No wonder conservatives want to outlaw it. Republicans in Texas are proposing to go after companies where patients can order abortion pills online. They would face civil liability for “the wrongful death of an unborn child”—aka an abortion.
The law would also allow for civil suits against websites that just share information about abortion pills and any financial company that processes orders for abortion pills. The FDA has now committed to a full review of mifepristone, which is not a thing that really happens with drugs that have been legal and safe for decades. But conservatives see that as the best way to achieve a nationwide medication abortion ban.

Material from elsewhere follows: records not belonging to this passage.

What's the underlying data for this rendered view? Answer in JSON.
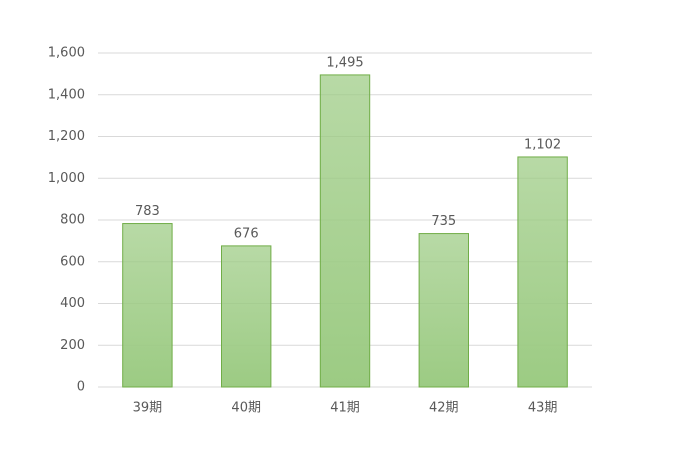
{
  "chart_data": {
    "type": "bar",
    "categories": [
      "39期",
      "40期",
      "41期",
      "42期",
      "43期"
    ],
    "values": [
      783,
      676,
      1495,
      735,
      1102
    ],
    "value_labels": [
      "783",
      "676",
      "1,495",
      "735",
      "1,102"
    ],
    "color": "#9ccb83",
    "edge_color": "#70ad47",
    "ylim": [
      0,
      1600
    ],
    "yticks": [
      0,
      200,
      400,
      600,
      800,
      {
        "value": 1000,
        "label": "1,000"
      },
      {
        "value": 1200,
        "label": "1,200"
      },
      {
        "value": 1400,
        "label": "1,400"
      },
      {
        "value": 1600,
        "label": "1,600"
      }
    ],
    "grid": true
  }
}
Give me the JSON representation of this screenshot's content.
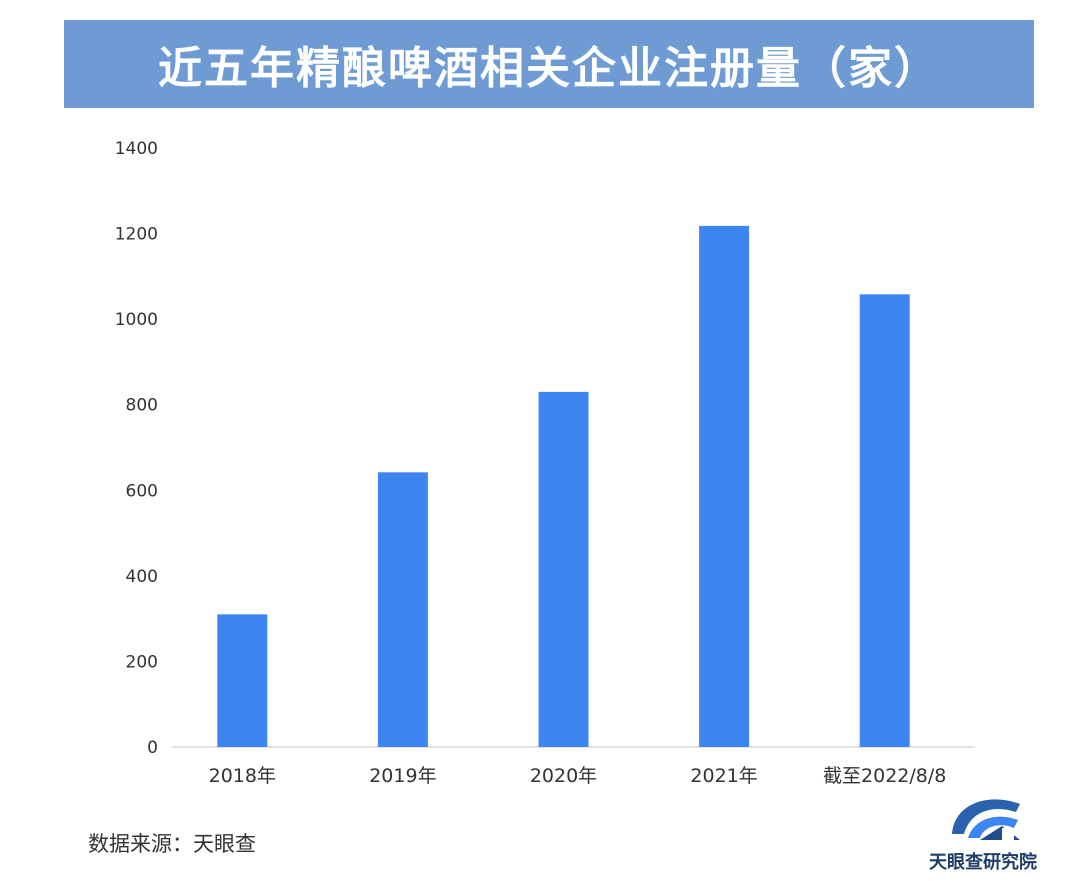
{
  "chart_data": {
    "type": "bar",
    "title": "近五年精酿啤酒相关企业注册量（家）",
    "categories": [
      "2018年",
      "2019年",
      "2020年",
      "2021年",
      "截至2022/8/8"
    ],
    "values": [
      310,
      642,
      830,
      1218,
      1058
    ],
    "ylim": [
      0,
      1400
    ],
    "yticks": [
      0,
      200,
      400,
      600,
      800,
      1000,
      1200,
      1400
    ],
    "xlabel": "",
    "ylabel": "",
    "grid": false,
    "legend": "none",
    "bar_color": "#3d86f2",
    "axis_color": "#d9d9d9"
  },
  "source": "数据来源：天眼查",
  "logo": {
    "icon": "tianyancha-logo-icon",
    "text": "天眼查研究院",
    "color": "#1f4e8c"
  },
  "colors": {
    "title_banner": "#6e9bd3",
    "title_text": "#ffffff"
  }
}
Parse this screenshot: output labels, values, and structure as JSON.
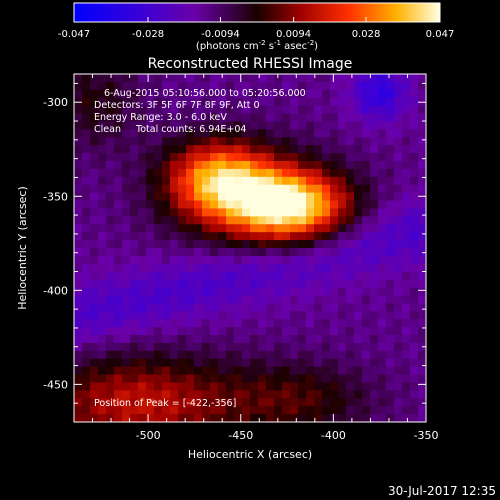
{
  "chart_data": {
    "type": "heatmap",
    "title": "Reconstructed RHESSI Image",
    "xlabel": "Heliocentric X (arcsec)",
    "ylabel": "Heliocentric Y (arcsec)",
    "xlim": [
      -540,
      -350
    ],
    "ylim": [
      -470,
      -285
    ],
    "x_ticks": [
      "-500",
      "-450",
      "-400",
      "-350"
    ],
    "y_ticks": [
      "-300",
      "-350",
      "-400",
      "-450"
    ],
    "colorbar": {
      "ticks": [
        "-0.047",
        "-0.028",
        "-0.0094",
        "0.0094",
        "0.028",
        "0.047"
      ],
      "range": [
        -0.047,
        0.047
      ],
      "unit_label": "(photons cm",
      "unit_sup1": "-2",
      "unit_mid": " s",
      "unit_sup2": "-1",
      "unit_mid2": " asec",
      "unit_sup3": "-2",
      "unit_end": ")"
    },
    "info_lines": [
      "6-Aug-2015 05:10:56.000 to 05:20:56.000",
      "Detectors: 3F 5F 6F 7F 8F 9F, Att 0",
      "Energy Range: 3.0 - 6.0 keV",
      "Clean     Total counts: 6.94E+04"
    ],
    "peak_label": "Position of Peak = [-422,-356]",
    "peak": [
      -422,
      -356
    ],
    "sources": [
      {
        "x": -422,
        "y": -356,
        "intensity": 0.047,
        "sx": 22,
        "sy": 13
      },
      {
        "x": -463,
        "y": -340,
        "intensity": 0.035,
        "sx": 19,
        "sy": 14
      },
      {
        "x": -445,
        "y": -350,
        "intensity": 0.026,
        "sx": 30,
        "sy": 18
      },
      {
        "x": -505,
        "y": -460,
        "intensity": 0.028,
        "sx": 40,
        "sy": 18
      },
      {
        "x": -418,
        "y": -458,
        "intensity": 0.015,
        "sx": 28,
        "sy": 14
      },
      {
        "x": -530,
        "y": -300,
        "intensity": 0.012,
        "sx": 18,
        "sy": 18
      }
    ],
    "background": -0.013
  },
  "footer_date": "30-Jul-2017 12:35"
}
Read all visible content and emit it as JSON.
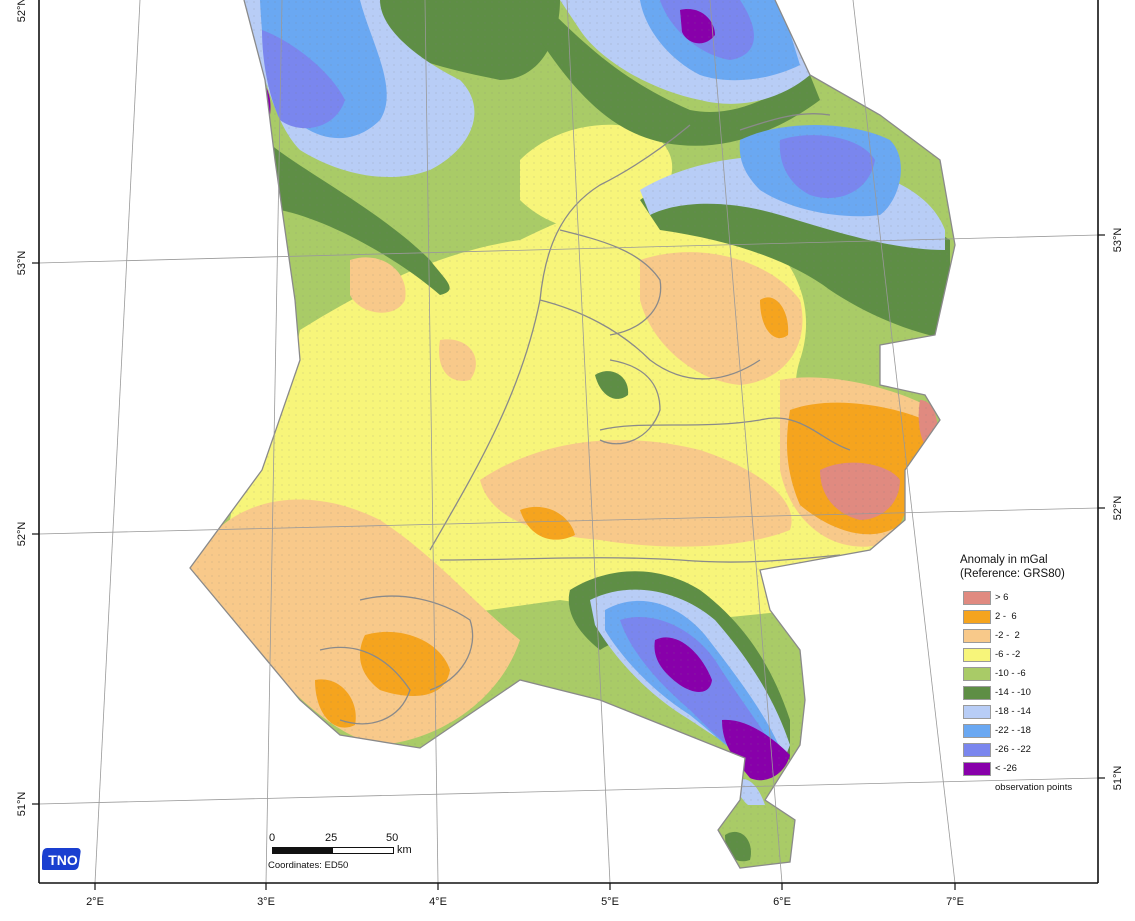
{
  "map": {
    "lat_labels_left": [
      "52°N",
      "53°N",
      "51°N",
      "52°N"
    ],
    "lat_labels_right": [
      "53°N",
      "52°N",
      "51°N"
    ],
    "lon_labels": [
      "2°E",
      "3°E",
      "4°E",
      "5°E",
      "6°E",
      "7°E"
    ],
    "top_left_label": "52°N"
  },
  "legend": {
    "title_line1": "Anomaly in mGal",
    "title_line2": "(Reference: GRS80)",
    "classes": [
      {
        "label": "> 6",
        "color": "#e08a80"
      },
      {
        "label": "2 -  6",
        "color": "#f5a41e"
      },
      {
        "label": "-2 -  2",
        "color": "#f8c98a"
      },
      {
        "label": "-6 - -2",
        "color": "#f7f57a"
      },
      {
        "label": "-10 - -6",
        "color": "#a9cb67"
      },
      {
        "label": "-14 - -10",
        "color": "#5e8e45"
      },
      {
        "label": "-18 - -14",
        "color": "#b8cdf6"
      },
      {
        "label": "-22 - -18",
        "color": "#6aa8f2"
      },
      {
        "label": "-26 - -22",
        "color": "#7a86ee"
      },
      {
        "label": "< -26",
        "color": "#8800aa"
      }
    ],
    "observation_label": "observation points"
  },
  "scale": {
    "ticks": [
      "0",
      "25",
      "50"
    ],
    "unit": "km",
    "coordinates": "Coordinates: ED50"
  },
  "logo": {
    "text": "TNO",
    "color": "#1a3fd0"
  }
}
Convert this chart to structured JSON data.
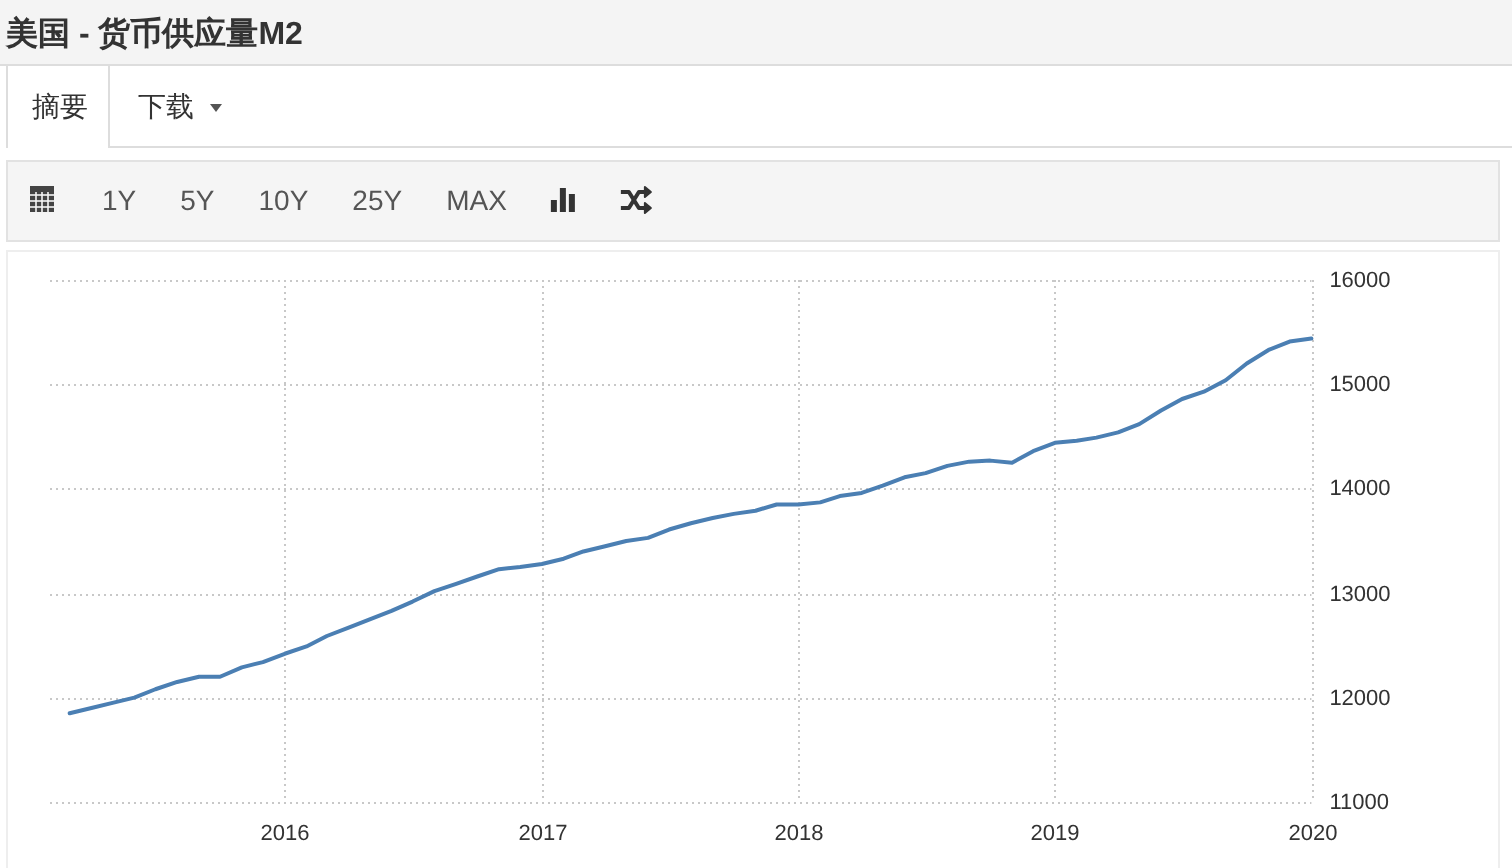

How dare anyone point out who is responsible for all this
In May 2024, Kat Cammack, a GOP congresswoman in Florida, went to an emergency room because she had an ectopic pregnancy. Ectopic pregnancies, where the egg implants in the fallopian tube rather than the uterus, are never viable and, left untreated, can kill you. The simple and life-saving treatment is a shot of methotrexate. One problem—that is one of the drugs used in the two-drug version of medication abortion.
Florida had just passed its six-week ban, which works almost as well as a complete ban because many people do not even know they are pregnant that early. Per Cammack, she was at five weeks, but doctors wouldn’t give her the shot, fearful that they could lose their license or be sent to jail.
After several hours, a doctor administered the shot, and Cammack was fine. However, per Cammack, who co-chairs the House Pro-Life Caucus and supports a complete abortion ban with very minimal carveouts for cases of rape or incest, still thinks the ban is dandy. Because you know whose fault it is that doctors were too scared to give her methotrexate? Leftists. Yes, because talking about how doctors could go to jail under Florida’s law is scary, but having a state law telling doctors they could go to jail is not.
A few months later, Florida issued a statement “correcting misinformation” about their law that did nothing but quote the law and then declare that “a miscarriage is not an abortion.” Doctors already knew that, buddy. The fact that multiple states with bans have to pass additional laws “clarifying” what their ban means does not inspire confidence, nor should it inspire a sense of safety in providers.
These attacks are relentless, because the goal of the anti-choice movement was never the reversal of Roe and a return to the states. They’re not going to stop until it is banned everywhere, and despite pretending otherwise, the Trump administration is going to do everything it can to help them.